The Times reporter goes to a wealthy Silicon Valley community, Los Altos (called "one of the wealthiest places in the United States" by Wikipedia) to investigate the growing number of foreclosures affecting the top bracket.
"More than one in seven homeowners with loans in excess of a million dollars are seriously delinquent, according to data compiled for The New York Times. By contrast, about one in 12 mortgages below the million-dollar mark is delinquent."
The gap is larger for investment homes: "Where the original mortgage was more than $1 million it is now 23 percent. For cheaper investment homes, it is about 10 percent."

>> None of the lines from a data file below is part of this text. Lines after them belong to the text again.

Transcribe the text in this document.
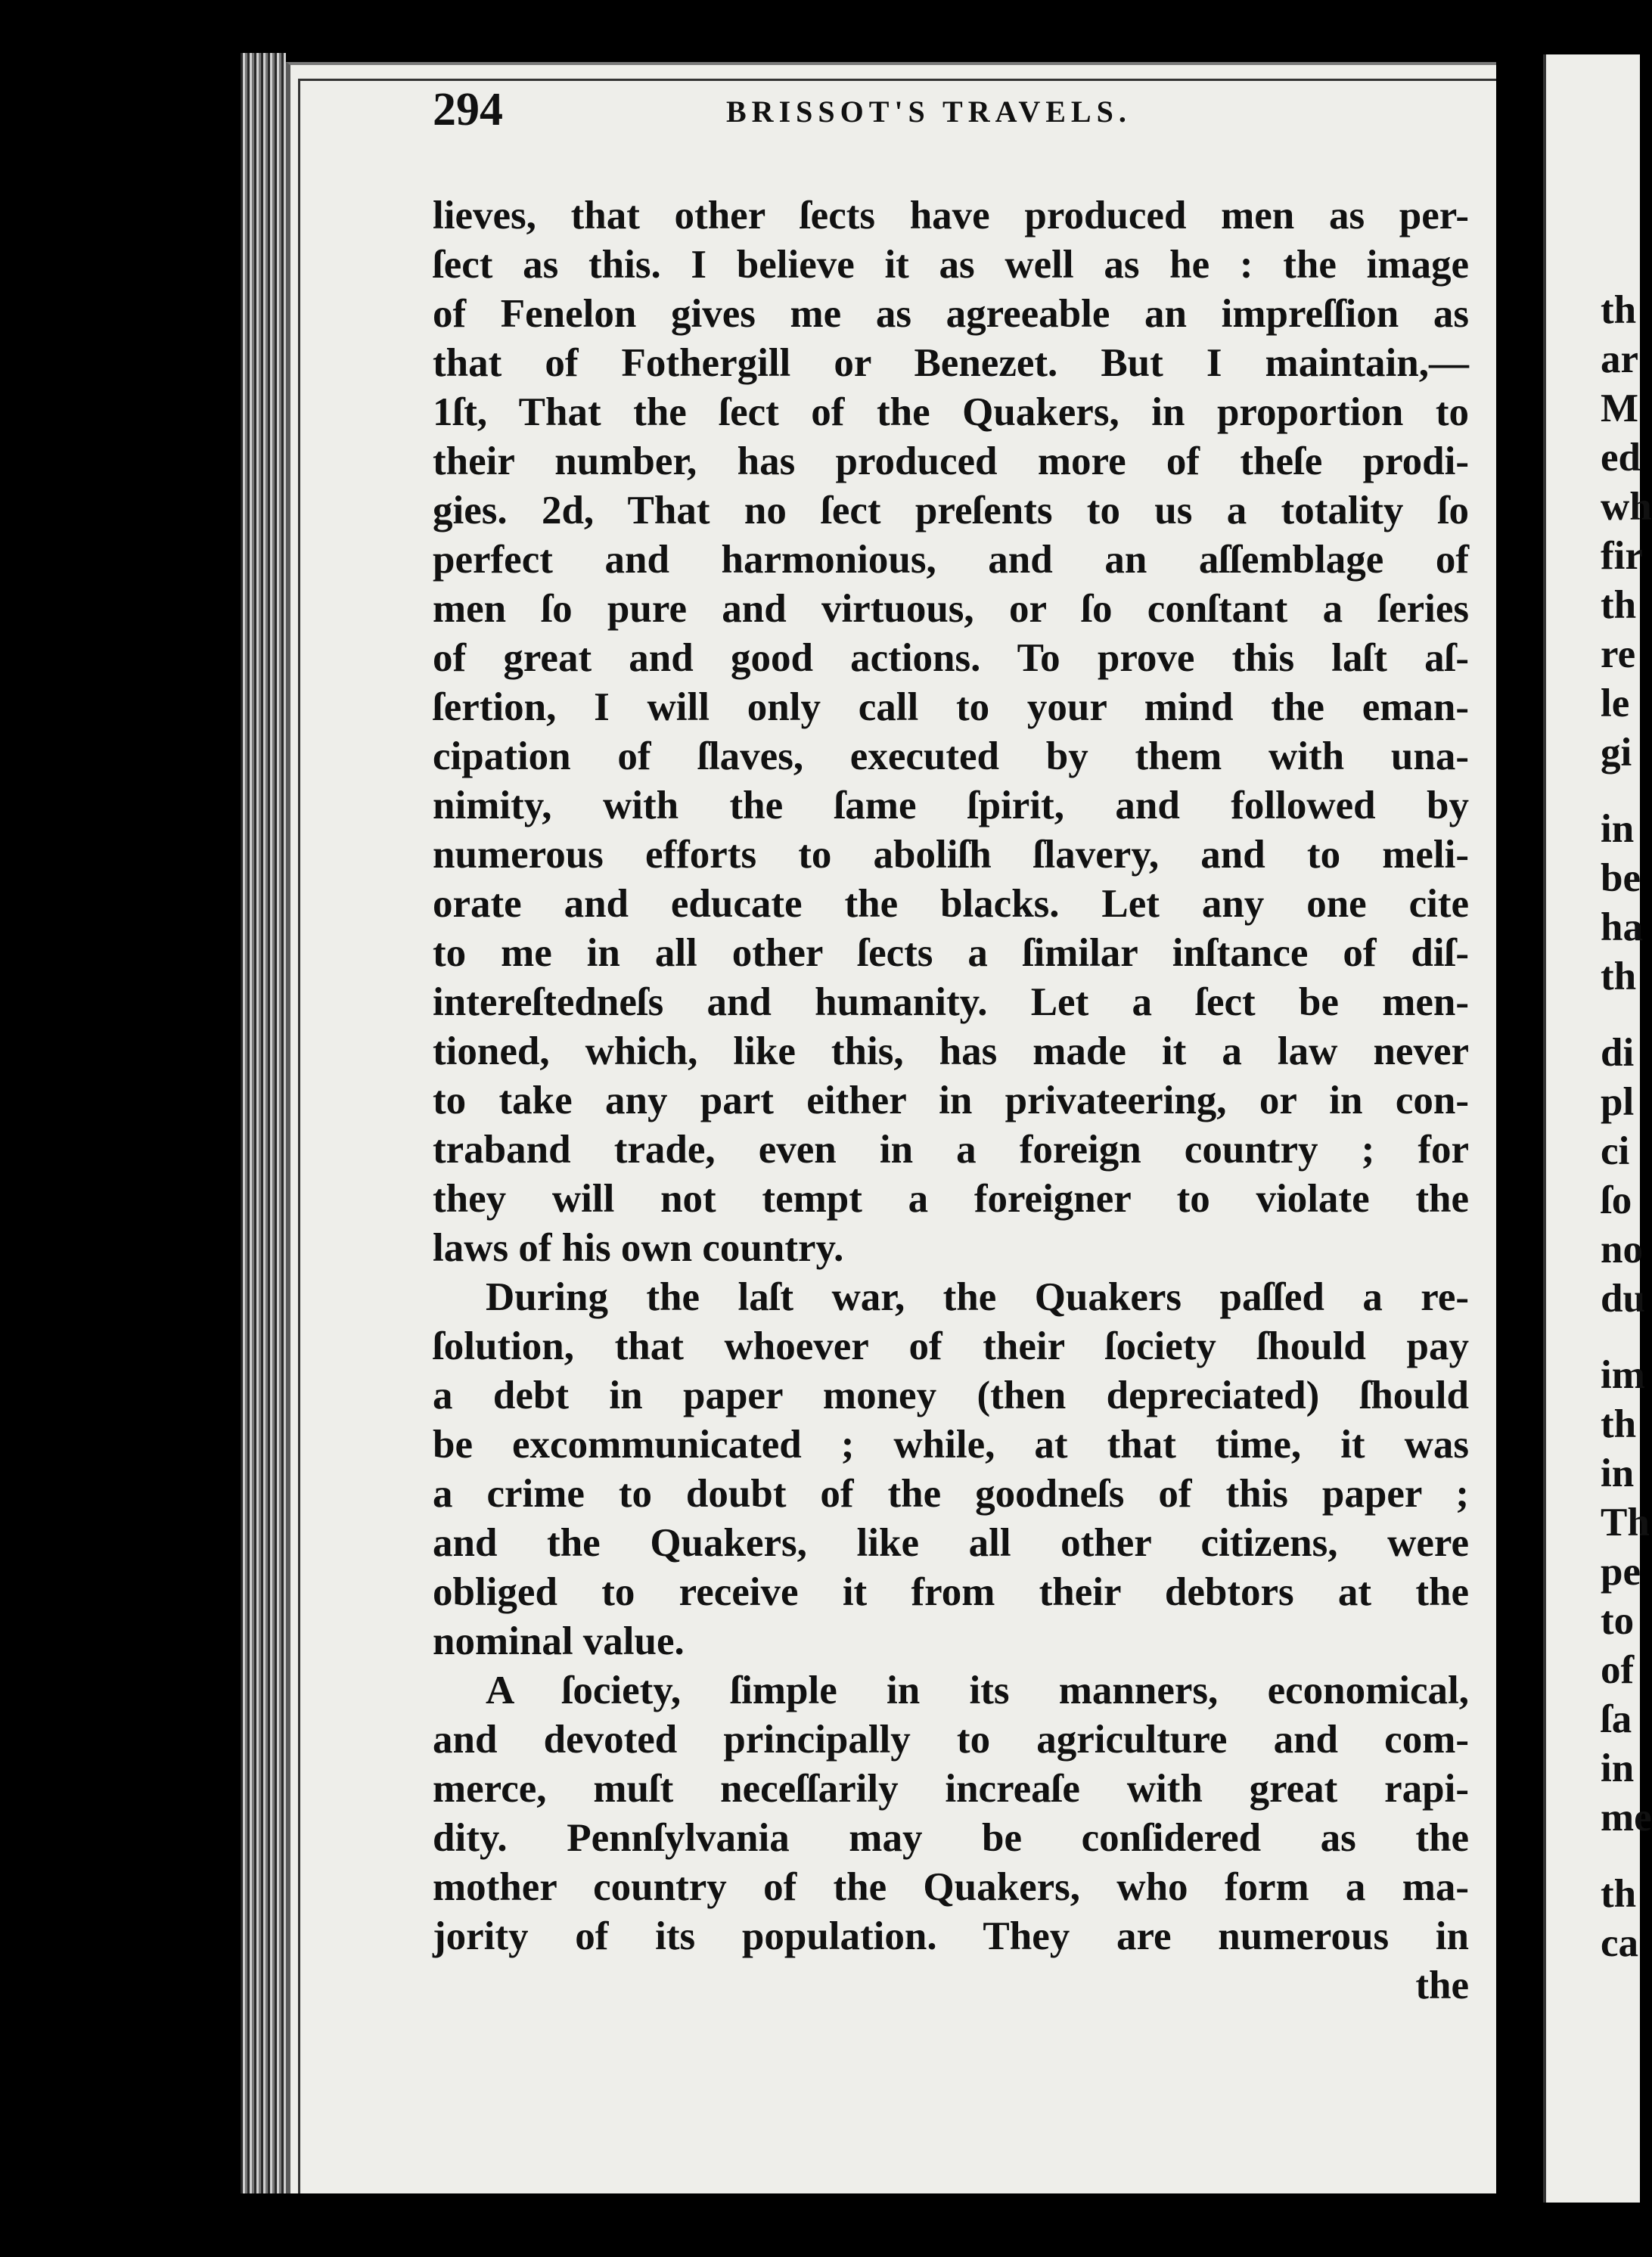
294	BRISSOT'S TRAVELS.
lieves, that other ſects have produced men as per-
ſect as this. I believe it as well as he : the image
of Fenelon gives me as agreeable an impreſſion as
that of Fothergill or Benezet. But I maintain,—
1ſt, That the ſect of the Quakers, in proportion to
their number, has produced more of theſe prodi-
gies. 2d, That no ſect preſents to us a totality ſo
perfect and harmonious, and an aſſemblage of
men ſo pure and virtuous, or ſo conſtant a ſeries
of great and good actions. To prove this laſt aſ-
ſertion, I will only call to your mind the eman-
cipation of ſlaves, executed by them with una-
nimity, with the ſame ſpirit, and followed by
numerous efforts to aboliſh ſlavery, and to meli-
orate and educate the blacks. Let any one cite
to me in all other ſects a ſimilar inſtance of diſ-
intereſtedneſs and humanity. Let a ſect be men-
tioned, which, like this, has made it a law never
to take any part either in privateering, or in con-
traband trade, even in a foreign country ; for
they will not tempt a foreigner to violate the
laws of his own country.
During the laſt war, the Quakers paſſed a re-
ſolution, that whoever of their ſociety ſhould pay
a debt in paper money (then depreciated) ſhould
be excommunicated ; while, at that time, it was
a crime to doubt of the goodneſs of this paper ;
and the Quakers, like all other citizens, were
obliged to receive it from their debtors at the
nominal value.
A ſociety, ſimple in its manners, economical,
and devoted principally to agriculture and com-
merce, muſt neceſſarily increaſe with great rapi-
dity. Pennſylvania may be conſidered as the
mother country of the Quakers, who form a ma-
jority of its population. They are numerous in
the
th
ar
M
ed
wh
fir
th
re
le
gi
in
be
ha
th
di
pl
ci
ſo
no
du
im
th
in
Th
pe
to
of
ſa
in
me
th
ca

"The so-called strategic defaults (where homeowners walk away from 'underwater homes') have become a matter of intense debate in recent months" as it can have devastating effects on the community. It appears to be less of a concern of many in wealthy enclaves, like Los Altos and others in the Bay Area.
Thanks to Mike Keenly
Comments
The connection
The connection here, is with the urban limits and controls on land use that resulted in land price speculation, bubbles, and multi-million dollar mansions in the first place. No-one expected to make a speculative killing on a mansion in an area where land prices were NOT bubbling; mansions in Houston stayed below $1 million.
By the way, the term "the rich" is misleading here. The price of property does not correlate with the income of its owners. It should, but those urban limits and so on, have changed all that. That is what the annual Demographia reports were all about.